In the Making Room project, CHPC, in partnership with the Architectural League of New York, identified three new forms of housing to suit the needs of a changing New York.

One is the micro-unit, which Perine said the Bloomberg administration wanted to test out first because it was the easiest model for them to waive the building regulations. The other two solutions include housing units for multiple adults to share without the safety violations prevalent in DIY conversions. The third solution involves the adaptation of small homes to include fire-safe units so that extended family can live together. Currently, the third type of housing is often a basement occupied by a low or middle-income family.

“It’s an issue we’ve been looking at for several years, because the community keeps talking to us about it,” said Sujatha Raman, director of development and communication for Chhaya Community Development Corporation, an organization dedicated to meeting the housing needs of the city’s South Asian community, which participated in the Making Room project.

“In Queens and other parts of the city where our community is mainly low and middle-income, the family structure of the Asian clients we work with is larger and the housing model in New York City doesn’t quite fit. Because income tends to be constricted they often need to use the basement, but because of the building code it’s very expensive to do any kind of renovation,” added Raman.

Before a family can install sprinkler systems and make other changes to bring a basement up to code for residential use, they first must make adaptations or refinements to the building code, which can cost between $10,000-$50,000, Raman explained.

Tiny Apartment, High Prices

Because the Making Room project was  focused on new affordable housing options, some might scoff at the new micro-units’ location in the pricey Kips Bay neighborhood in Manhattan, and at the “under $2,000” monthly rent projected by the Department of Housing Preservation and Development.

The scene of a house fire that killed three people in 2011 is seen at 2321 Prospect Avenue in the Bronx. The house had been illegally subdivided into smaller apartments. AP Photo

“We want the best unit at the most competitive rent, so we haven’t given a specific number. The average rent for a studio is roughly $2,000, and we are hoping to have rents well below that,” said a spokesperson for the Department of Housing Preservation and Development.

Perine pointed out that this is a essentially a prototype, and could be used in more affordable neighborhoods.

“Keep this in mind we’re talking about changing regulations that govern the physical layout of things. Right now a two-bedroom apartment can be exactly the same whether it rents for $6,000 or $8,000 a month. Price-point is a function of subsidy, not a function of layout. An apartment in the Bronx is not going to rent for the same price as a building in the East Village. This one project is not going to solve every problem but if you change the framework you start to solve a lot of problems,” said Perine.

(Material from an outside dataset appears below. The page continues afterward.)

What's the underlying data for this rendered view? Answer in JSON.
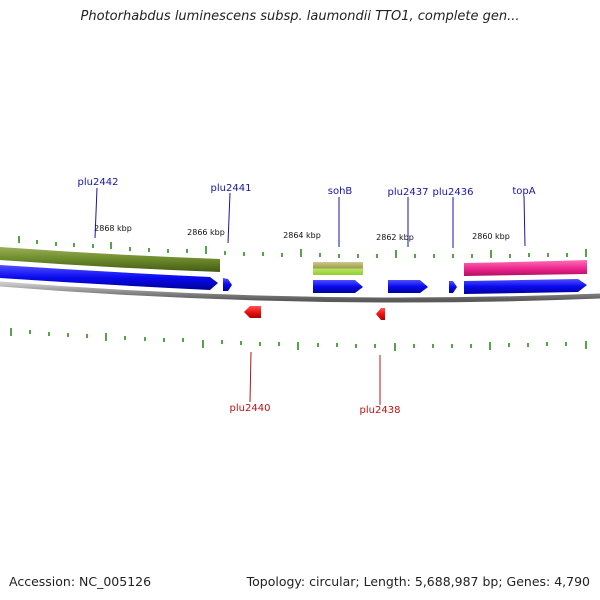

Looking to other Cities for Inspiration, and Changing the Laws at Home

The three forms of solutions that Making Room suggested are prevalent in cities around the world, but because of New York’s historical tenacity and method of  slum eradication, as well as other cultural factors, they’re not yet viable in New York City.

“Tokyo has  socially, culturally and historically  been a place constrained by space, and culturally the physical aesthetic is about minimalism. It’s not something that can be manufactured, it evolved from a different place than we did here in New York,” said Perine.

The micro-unit law is far more recent than the regulations preventing the other two models of new housing put forward by Making Room. Perine said that’s why the city chose the micro-units as the first prototype, because they could get around the legal framework. So what can be done to suit the city’s housing needs?

“I think this is a growing movement. This announcement [micro-units] got huge response,” said Perine. “I think we will see reforms to regulation, but I think it will have to wait for a new administration. There just isn’t enough time left in this administration, and each of these three building types present different regulatory challenges. It’s not like you can just create the micro-units and then create the others. But I think it’s kind of in the air now.”